Brian Webster was born in Bournemouth on the 20th June 1939. After passing the 11-plus he attended Bournemouth Grammar. As well as playing rugby and football he enjoyed athletics and threw the discus for Hampshire. He learnt the piano at an early age and continued playing throughout his life.
He went up to Magdalen College Oxford to study Chemistry in 1958, spending his final year on a theoretical chemistry project with Professor Coulson in the Applied Mathematics department.
He married, Mary, in Bournemouth in 1961. After completing their degrees they sailed to Australia via Suez, under a Commonwealth Scholarship returning via the Panama Canal to Glasgow. Brian secured an assistant lecturer post at Glasgow University whilst he completed his PhD in theoretical chemistry with Professor Cruickshank. He was then appointed to a permanent lectureship at Glasgow University.
His four children, Bridget, Adrian, Sonia and Zuleika were born between 1964 and 1970.
At Glasgow University his area of research was theoretical chemistry. He was considered a superb lecturer, ranging from introductory chemistry courses to advanced bonding and quantum mechanics. His research students found his wide knowledge - within and outside chemistry - stimulating.
He was internationally known for his work on bonding, solvated electrons, muonium chemistry and other topics, attending and speaking at scientific meetings and conferences. He made visits to other universities including a short term professorship at the university of Paris. He wrote a large number of scientific papers. He co-edited the book Electron-solvent and anion-solvent interactions, published in 1976, which described the current state of research on solvated electrons. His book, Chemical Bonding Theory, was published in 1990, and was also translated into Japanese. Those involved in muonium chemistry owe Brian a debt for putting the subject on a firm footing with what must have been amongst the first - if not the first -computational backing: Born Oppenheimer checks, ab initio structure determinations of muonium-containing radicals etc. He is remembered too for his stentorian voice and inimitable chairmanship style!

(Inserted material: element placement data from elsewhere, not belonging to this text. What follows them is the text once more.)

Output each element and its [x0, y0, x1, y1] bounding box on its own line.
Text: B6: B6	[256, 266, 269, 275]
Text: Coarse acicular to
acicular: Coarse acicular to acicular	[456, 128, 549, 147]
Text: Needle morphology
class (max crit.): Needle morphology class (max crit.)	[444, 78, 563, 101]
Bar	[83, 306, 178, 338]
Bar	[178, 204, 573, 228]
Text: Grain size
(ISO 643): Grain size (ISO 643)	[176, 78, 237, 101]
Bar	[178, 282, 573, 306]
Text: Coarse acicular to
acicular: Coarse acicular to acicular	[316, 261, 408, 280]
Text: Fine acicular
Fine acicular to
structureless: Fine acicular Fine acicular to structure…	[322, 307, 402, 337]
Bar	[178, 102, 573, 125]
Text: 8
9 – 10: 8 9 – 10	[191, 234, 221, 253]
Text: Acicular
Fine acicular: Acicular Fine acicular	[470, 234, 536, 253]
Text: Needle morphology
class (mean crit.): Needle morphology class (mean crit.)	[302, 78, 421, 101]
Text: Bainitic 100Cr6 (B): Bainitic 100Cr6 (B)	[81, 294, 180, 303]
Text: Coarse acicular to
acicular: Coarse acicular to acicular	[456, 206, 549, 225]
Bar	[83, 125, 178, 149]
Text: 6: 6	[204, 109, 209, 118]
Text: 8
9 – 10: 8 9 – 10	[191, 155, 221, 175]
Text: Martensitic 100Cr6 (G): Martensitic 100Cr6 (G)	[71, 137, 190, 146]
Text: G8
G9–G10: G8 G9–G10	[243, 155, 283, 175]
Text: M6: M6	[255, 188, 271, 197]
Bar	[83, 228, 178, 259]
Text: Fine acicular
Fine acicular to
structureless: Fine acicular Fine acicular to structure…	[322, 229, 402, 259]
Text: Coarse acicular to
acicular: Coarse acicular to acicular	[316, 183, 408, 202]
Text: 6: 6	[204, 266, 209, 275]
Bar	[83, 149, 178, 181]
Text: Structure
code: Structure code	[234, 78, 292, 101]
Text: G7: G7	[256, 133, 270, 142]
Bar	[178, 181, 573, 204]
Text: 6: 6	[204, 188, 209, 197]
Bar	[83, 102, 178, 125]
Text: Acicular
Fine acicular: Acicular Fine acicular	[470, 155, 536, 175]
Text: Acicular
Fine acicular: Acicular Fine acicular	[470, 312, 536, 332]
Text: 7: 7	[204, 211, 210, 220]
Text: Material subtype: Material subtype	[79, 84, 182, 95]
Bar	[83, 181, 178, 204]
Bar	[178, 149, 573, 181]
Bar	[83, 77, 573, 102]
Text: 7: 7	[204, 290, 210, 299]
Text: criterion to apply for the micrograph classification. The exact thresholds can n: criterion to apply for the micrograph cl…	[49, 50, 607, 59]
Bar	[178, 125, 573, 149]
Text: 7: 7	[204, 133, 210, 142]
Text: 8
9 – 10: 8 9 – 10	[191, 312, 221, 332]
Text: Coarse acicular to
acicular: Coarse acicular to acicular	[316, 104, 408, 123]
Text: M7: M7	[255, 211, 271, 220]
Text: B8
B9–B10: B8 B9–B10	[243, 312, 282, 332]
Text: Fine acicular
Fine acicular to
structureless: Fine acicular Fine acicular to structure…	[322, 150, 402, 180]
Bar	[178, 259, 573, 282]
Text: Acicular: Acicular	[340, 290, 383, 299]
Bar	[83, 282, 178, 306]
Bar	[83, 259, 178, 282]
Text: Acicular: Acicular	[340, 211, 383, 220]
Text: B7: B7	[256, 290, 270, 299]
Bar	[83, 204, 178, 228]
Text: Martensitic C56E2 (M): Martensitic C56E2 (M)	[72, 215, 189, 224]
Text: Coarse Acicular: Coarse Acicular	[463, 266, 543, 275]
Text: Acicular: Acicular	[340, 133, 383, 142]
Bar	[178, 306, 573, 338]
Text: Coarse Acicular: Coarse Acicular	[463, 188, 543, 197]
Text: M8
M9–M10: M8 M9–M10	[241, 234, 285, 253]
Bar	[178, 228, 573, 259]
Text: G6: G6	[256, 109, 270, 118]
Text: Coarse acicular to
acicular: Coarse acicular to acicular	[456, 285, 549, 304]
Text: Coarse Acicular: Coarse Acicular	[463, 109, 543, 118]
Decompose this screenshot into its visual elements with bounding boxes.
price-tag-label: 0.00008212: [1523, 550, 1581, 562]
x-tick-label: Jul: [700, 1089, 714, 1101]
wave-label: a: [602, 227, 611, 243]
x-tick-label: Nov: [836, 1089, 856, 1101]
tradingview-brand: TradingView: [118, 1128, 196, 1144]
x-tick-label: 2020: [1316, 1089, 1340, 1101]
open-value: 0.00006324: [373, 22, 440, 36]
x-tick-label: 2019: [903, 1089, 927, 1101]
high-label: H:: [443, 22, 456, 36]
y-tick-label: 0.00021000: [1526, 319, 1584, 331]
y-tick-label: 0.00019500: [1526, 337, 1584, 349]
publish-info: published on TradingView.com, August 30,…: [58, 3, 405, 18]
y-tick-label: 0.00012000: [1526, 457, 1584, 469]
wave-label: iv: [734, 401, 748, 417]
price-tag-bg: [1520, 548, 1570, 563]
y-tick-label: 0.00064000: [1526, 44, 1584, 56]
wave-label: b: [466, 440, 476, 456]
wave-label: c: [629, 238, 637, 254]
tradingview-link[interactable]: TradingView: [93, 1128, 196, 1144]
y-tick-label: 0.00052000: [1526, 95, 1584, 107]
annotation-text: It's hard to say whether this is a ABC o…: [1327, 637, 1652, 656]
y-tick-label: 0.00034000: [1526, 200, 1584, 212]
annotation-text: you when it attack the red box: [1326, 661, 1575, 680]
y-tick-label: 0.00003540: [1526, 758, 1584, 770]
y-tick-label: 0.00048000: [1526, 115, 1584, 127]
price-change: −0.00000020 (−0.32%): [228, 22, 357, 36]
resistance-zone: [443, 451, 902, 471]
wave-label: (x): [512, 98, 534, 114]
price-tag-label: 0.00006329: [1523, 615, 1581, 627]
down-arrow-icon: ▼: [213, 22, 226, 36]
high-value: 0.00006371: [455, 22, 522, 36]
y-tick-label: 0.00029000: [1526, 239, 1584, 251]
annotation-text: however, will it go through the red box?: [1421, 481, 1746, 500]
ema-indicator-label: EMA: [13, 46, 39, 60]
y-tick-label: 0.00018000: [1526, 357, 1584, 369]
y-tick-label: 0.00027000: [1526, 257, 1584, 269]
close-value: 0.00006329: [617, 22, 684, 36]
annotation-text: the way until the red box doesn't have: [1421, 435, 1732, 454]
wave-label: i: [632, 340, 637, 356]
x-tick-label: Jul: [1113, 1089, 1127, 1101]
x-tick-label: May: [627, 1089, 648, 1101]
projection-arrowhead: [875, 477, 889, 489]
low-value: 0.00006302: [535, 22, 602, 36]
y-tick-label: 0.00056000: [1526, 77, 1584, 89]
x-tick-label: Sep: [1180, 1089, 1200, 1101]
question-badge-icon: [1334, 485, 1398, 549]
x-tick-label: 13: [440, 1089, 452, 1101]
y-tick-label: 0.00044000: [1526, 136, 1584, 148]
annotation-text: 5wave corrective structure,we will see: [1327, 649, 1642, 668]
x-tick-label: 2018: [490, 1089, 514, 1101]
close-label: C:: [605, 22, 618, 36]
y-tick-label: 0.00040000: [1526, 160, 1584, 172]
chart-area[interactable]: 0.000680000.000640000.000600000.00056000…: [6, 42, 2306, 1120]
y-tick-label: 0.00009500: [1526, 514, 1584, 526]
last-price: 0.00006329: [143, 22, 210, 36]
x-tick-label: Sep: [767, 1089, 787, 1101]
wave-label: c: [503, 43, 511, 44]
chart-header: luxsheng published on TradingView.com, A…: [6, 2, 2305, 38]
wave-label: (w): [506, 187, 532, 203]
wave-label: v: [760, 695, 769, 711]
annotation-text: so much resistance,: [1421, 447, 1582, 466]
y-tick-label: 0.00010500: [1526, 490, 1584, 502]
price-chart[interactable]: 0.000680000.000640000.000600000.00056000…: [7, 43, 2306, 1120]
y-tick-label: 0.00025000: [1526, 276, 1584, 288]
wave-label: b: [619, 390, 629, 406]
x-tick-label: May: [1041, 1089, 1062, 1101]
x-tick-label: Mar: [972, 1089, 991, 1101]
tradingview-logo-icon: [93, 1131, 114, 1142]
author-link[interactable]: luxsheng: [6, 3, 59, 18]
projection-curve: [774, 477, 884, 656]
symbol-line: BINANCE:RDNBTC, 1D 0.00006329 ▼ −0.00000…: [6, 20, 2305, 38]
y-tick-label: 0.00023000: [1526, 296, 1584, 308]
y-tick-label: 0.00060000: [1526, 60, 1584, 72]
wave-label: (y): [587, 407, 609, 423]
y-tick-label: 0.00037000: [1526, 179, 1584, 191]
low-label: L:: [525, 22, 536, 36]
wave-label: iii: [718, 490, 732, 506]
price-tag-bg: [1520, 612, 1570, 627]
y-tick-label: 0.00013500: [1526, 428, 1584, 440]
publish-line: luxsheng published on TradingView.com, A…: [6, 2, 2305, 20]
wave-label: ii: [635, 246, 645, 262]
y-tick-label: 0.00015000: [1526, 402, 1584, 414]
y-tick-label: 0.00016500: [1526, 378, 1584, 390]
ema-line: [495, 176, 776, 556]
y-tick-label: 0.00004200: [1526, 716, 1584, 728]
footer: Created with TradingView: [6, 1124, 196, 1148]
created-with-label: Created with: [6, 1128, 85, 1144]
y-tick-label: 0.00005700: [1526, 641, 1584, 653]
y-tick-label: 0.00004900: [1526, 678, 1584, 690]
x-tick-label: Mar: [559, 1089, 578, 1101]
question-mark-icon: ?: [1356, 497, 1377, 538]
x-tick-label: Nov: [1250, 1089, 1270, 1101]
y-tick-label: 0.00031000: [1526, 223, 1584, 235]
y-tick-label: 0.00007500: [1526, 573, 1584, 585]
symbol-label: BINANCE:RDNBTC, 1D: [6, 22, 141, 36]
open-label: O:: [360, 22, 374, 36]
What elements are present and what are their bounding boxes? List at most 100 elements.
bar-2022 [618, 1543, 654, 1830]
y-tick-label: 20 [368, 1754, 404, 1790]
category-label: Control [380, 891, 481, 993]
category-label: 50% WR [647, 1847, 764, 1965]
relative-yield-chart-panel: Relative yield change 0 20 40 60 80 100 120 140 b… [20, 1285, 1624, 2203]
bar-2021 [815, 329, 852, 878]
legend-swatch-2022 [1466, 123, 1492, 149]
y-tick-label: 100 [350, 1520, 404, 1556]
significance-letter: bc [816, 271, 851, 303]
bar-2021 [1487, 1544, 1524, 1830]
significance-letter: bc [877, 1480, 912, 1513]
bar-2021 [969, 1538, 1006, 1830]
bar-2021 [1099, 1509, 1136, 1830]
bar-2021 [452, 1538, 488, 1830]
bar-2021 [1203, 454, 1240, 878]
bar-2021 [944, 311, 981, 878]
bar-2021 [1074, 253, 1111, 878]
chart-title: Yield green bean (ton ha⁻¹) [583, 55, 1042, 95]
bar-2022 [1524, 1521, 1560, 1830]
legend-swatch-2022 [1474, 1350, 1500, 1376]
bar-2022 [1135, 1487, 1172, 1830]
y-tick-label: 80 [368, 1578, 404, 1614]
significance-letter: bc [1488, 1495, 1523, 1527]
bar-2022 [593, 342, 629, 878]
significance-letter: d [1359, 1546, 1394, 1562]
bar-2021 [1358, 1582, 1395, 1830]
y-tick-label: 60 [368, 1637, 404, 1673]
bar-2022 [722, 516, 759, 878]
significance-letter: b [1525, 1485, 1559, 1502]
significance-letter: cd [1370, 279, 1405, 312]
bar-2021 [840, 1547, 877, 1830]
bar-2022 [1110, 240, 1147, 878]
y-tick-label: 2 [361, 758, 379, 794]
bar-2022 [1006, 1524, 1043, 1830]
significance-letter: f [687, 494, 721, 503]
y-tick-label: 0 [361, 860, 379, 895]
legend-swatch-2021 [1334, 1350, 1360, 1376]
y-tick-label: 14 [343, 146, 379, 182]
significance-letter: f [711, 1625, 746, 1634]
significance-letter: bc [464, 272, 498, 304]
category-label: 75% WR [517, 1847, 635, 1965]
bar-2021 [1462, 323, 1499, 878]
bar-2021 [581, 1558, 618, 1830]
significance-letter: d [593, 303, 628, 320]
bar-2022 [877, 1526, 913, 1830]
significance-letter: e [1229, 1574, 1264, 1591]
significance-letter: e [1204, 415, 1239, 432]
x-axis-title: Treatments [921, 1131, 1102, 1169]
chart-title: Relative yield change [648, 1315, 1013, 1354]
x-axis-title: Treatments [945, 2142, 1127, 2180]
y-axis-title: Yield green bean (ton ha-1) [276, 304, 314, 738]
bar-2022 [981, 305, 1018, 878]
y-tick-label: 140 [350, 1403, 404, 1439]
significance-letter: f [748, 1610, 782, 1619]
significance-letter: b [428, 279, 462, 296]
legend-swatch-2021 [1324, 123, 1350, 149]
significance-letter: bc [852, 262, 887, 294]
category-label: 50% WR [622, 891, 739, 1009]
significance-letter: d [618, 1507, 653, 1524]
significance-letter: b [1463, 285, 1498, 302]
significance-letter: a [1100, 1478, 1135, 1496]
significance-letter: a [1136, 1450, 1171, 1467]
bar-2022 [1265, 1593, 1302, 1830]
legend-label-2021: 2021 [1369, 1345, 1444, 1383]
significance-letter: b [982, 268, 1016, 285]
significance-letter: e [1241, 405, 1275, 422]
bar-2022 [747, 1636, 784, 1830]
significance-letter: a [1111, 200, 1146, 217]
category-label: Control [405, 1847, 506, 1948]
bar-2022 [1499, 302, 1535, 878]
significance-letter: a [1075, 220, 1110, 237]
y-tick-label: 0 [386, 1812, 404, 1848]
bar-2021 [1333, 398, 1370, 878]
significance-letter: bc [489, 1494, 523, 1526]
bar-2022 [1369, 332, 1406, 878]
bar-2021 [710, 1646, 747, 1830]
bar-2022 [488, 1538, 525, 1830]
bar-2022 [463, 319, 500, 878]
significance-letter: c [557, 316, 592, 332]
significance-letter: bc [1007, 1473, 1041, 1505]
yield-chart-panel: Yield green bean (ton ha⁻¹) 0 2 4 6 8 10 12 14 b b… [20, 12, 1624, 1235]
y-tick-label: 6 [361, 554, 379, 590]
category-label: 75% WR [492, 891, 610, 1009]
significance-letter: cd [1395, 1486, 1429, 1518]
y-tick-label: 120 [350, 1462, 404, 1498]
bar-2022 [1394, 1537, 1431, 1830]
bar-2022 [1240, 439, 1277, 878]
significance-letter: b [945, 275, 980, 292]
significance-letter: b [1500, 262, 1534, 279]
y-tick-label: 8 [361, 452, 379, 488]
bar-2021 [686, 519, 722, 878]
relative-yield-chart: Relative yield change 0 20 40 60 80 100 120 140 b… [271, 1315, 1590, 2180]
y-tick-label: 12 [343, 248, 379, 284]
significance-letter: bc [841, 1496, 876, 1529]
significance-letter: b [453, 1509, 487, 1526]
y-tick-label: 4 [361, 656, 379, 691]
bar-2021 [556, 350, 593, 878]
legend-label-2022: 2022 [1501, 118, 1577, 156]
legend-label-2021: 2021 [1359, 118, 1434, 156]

My own memory of Brian is of a generous and kind man, who was a wonderful source of humanistic support and intellectual succour, particularly to the young.
In Autumn 2000 he retired and was designated an Honorary Research Fellow and continued pursuing his own research from home including academic writing.
His wide range of interests including music - he played the piano, the clarsach harp and had an appreciation and knowledge of both classical and modern music. He was widely versed in painting, sculpture and literature. He loved walking, both in Scotland and the Alps, and mountain biking in the Highlands. He enjoyed gardening with a love of flowers both in his own garden, and in gardens throughout Europe.
He died on 17 October 2008 and is survived by his wife, Mary, his four children and five grandchildren.